I like winter. It’s true. And yes, I live in Minnesota, where we really do have winter—snow, ice, blizzards, wind chill. Our daily high temperatures are sometimes below zero. I actually love it all.
My older son, Alex, didn’t inherit my winter genes. In fact, he moved south to Kansas City, Missouri, last fall just to get away from the winter snow storms. Well, here is a picture of his car after their first huge snow storm last weekend. And here is the headline from the online Kansas City Star on February 26 : WINTER’S CRUSHING BLOW LEVELS SNOW-WEARY KC AREA (caps and bolding are mine). As I am writing this, he is driving home to Minneapolis for a week, where we have clear roads and no snow in the forecast. (For now.)
But despite the fact that I like winter, there are some cold-weather activities that I’ve never wanted to do. One of them is ice fishing. Honestly, sitting in a tiny hut on the ice waiting for a fish to bite is not my idea of winter-time fun. And I have a phobia about the ice cracking open underneath me. Don’t tell me the ice is thick—every year people, cars, and snowmobiles crash through the ice—and I’m not going to be one of them!

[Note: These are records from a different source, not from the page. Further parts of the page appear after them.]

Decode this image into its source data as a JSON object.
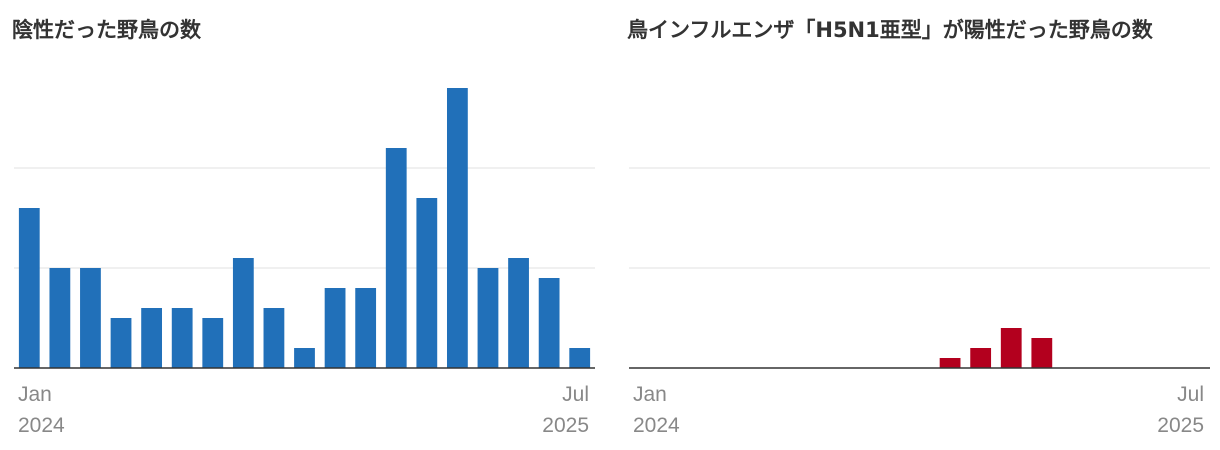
{
  "chart_data": [
    {
      "type": "bar",
      "title": "陰性だった野鳥の数",
      "color": "#2170b9",
      "categories": [
        "Jan",
        null,
        null,
        null,
        null,
        null,
        null,
        null,
        null,
        null,
        null,
        null,
        null,
        null,
        null,
        null,
        null,
        null,
        "Jul"
      ],
      "category_years": [
        "2024",
        null,
        null,
        null,
        null,
        null,
        null,
        null,
        null,
        null,
        null,
        null,
        null,
        null,
        null,
        null,
        null,
        null,
        "2025"
      ],
      "values": [
        16,
        10,
        10,
        5,
        6,
        6,
        5,
        11,
        6,
        2,
        8,
        8,
        22,
        17,
        28,
        10,
        11,
        9,
        2
      ],
      "ylim": [
        0,
        30
      ],
      "yticks": [
        0,
        10,
        20
      ],
      "grid": true
    },
    {
      "type": "bar",
      "title": "鳥インフルエンザ「H5N1亜型」が陽性だった野鳥の数",
      "color": "#b3001e",
      "categories": [
        "Jan",
        null,
        null,
        null,
        null,
        null,
        null,
        null,
        null,
        null,
        null,
        null,
        null,
        null,
        null,
        null,
        null,
        null,
        "Jul"
      ],
      "category_years": [
        "2024",
        null,
        null,
        null,
        null,
        null,
        null,
        null,
        null,
        null,
        null,
        null,
        null,
        null,
        null,
        null,
        null,
        null,
        "2025"
      ],
      "values": [
        0,
        0,
        0,
        0,
        0,
        0,
        0,
        0,
        0,
        0,
        1,
        2,
        4,
        3,
        0,
        0,
        0,
        0,
        0
      ],
      "ylim": [
        0,
        30
      ],
      "yticks": [
        0,
        10,
        20
      ],
      "grid": true
    }
  ]
}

But a new picture book by Deborah Jo Larson makes me understand why some people like to go ice fishing.
One Frozen Lake counts up to ten while telling the story of a little boy who likes to spend time with his grandpa out on the ice. One lake, two fishermen, three bundles of fishing gear, four inches of ice. But just as not every fishing expedition is successful, so at first we don’t count any farther than “Five hours pass. Not one fish. Where are the fish?” The next day the count goes higher. “Seven hours pass. Not one fish. Has anyone seen a fish?”
On the last day, the two fishing buddies, a little discouraged, play Go Fish to pass the time. Finally, at nine o’clock, they finally snag a ten-inch fish—a keeper! But after all that work, the soft-hearted little boy begs his grandpa, “Please…” and “Splash!” They go home again with no fish. But there’s always another day and another lake.
This imaginative story is lots of fun. And like any good picture book, the wonderful story and the terrific art go hand in hand. At a children’s literature conference a few weeks ago, the author said that before she saw the illustrations, she wondered how much color could be in a book about ice and snow. She needn’t have worried. From the bright flannel jackets and colorful hats and mittens to the beautiful blue of January skies in Minnesota to the deep green of the water under the ice, bold colors abound. The wallcoverings of the ice house are maps of lakes and pages from fishing books and ads for fishing gear. Despite the boy’s bad luck with fishing, the lake under the ice is populated with many fish, some realistic, some in plaid flannel.
I skyped with a class of first graders in Iowa a couple weeks ago and read this book to them. (Thanks, Shannon!) It was a hit! I’d love to see the reaction of kids in the southern states to this crazy sport of ours.